A Question for Members of the Labour Party (1937)

From the February 1937 issue of the Socialist Standard

The modern propertied class, like their slave-owning predecessors, get something for nothing. They can live without working. They live on the surplus products of the wealth-producers, while the latter obtain only a subsistence wage, more or less. The propertied class live on the backs of the working class, but they do not put it as crudely as that. They call it rent, interest and profit, and hedge it about with legal safeguards and moral disguises. They are full of promises of better things for those whom they exploit. They will, as Tolstoy said, do everything for the workers except get off their backs. The workers, therefore, must perform this parasite-shedding operation for themselves. They do not lack counsellors, prominent among them being the Labour Party. In endless pamphlets and speeches the Labour Party promises to put things right. It will do so, it says, by nationalisation, public control, State regulation, investment boards and so on.

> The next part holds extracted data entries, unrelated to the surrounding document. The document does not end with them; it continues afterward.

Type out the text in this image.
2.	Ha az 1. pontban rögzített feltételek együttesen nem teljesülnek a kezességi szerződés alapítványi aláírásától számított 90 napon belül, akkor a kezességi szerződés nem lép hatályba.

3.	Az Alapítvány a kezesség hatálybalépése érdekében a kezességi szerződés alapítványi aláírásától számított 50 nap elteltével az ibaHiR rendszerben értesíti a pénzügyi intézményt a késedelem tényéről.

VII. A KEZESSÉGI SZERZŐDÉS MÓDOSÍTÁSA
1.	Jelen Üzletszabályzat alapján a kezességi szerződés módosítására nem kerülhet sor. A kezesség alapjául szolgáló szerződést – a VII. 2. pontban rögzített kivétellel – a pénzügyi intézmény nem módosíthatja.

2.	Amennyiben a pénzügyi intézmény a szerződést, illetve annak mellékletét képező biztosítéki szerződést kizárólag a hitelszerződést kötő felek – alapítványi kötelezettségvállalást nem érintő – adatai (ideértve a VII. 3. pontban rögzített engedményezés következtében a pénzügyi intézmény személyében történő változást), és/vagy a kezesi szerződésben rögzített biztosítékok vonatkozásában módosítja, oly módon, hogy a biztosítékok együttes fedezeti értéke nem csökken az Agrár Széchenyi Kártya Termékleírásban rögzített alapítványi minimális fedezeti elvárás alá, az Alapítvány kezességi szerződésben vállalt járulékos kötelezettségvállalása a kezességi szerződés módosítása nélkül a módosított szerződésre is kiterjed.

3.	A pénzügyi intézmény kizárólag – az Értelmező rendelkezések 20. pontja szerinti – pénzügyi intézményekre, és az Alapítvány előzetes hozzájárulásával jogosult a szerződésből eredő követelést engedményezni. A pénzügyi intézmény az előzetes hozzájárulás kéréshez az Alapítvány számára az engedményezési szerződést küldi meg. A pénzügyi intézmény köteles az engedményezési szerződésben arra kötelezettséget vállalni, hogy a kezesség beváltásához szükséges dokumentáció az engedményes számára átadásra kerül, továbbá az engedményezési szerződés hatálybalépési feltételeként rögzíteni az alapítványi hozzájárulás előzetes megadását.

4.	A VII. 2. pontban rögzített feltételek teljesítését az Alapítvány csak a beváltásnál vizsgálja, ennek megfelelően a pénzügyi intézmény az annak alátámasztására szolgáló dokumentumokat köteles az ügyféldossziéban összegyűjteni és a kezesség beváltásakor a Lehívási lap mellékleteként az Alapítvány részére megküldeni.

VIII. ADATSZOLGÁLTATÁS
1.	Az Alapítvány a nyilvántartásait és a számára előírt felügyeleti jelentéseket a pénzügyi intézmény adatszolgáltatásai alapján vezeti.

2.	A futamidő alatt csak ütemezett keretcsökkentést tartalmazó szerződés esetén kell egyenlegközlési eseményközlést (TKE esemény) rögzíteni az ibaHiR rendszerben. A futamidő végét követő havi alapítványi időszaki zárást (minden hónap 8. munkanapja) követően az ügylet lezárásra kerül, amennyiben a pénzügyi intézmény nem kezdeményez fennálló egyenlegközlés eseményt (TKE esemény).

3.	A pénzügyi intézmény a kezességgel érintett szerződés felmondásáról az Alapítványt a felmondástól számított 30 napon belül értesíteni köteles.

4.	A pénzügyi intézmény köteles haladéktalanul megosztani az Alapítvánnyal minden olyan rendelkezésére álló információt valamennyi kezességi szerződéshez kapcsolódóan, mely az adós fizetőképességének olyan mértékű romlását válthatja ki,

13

But all of this is to be subject to one condition which the Labour Party affects to regard as a rather clever strategic move. The condition is that the propertied class are to be compensated. The Labour Party's programme of action, called For Socialism and Peace, says that "the public acquisition of industries and services will involve the payment of fair compensation to existing owners . . . the suggested basis of compensation, broadly, is the net reasonable maintainable revenue of the industry concerned." Major Attlee, leader of the Labour Party, enlarged upon this in a speech at a luncheon of the British Railway Stockholders' Union at the Hotel Splendide, Piccadilly, on January 14th 1937. He assured his audience of investors in the railways that the Labour Party would "like to make your securities more secure. We should like to turn you into holders of shares in the community rather than the railway companies" (Daily Telegraph, January 15th, 1937).

So the parasites are not to be shaken off, only made more secure. Tolstoy's apt words have become out-of-date and must be rewritten: "The Labour Party saviours of the working class will do everything for the working class except get the parasites off their backs."

It would be interesting to know what the rank and file of the Labour Party really think about this.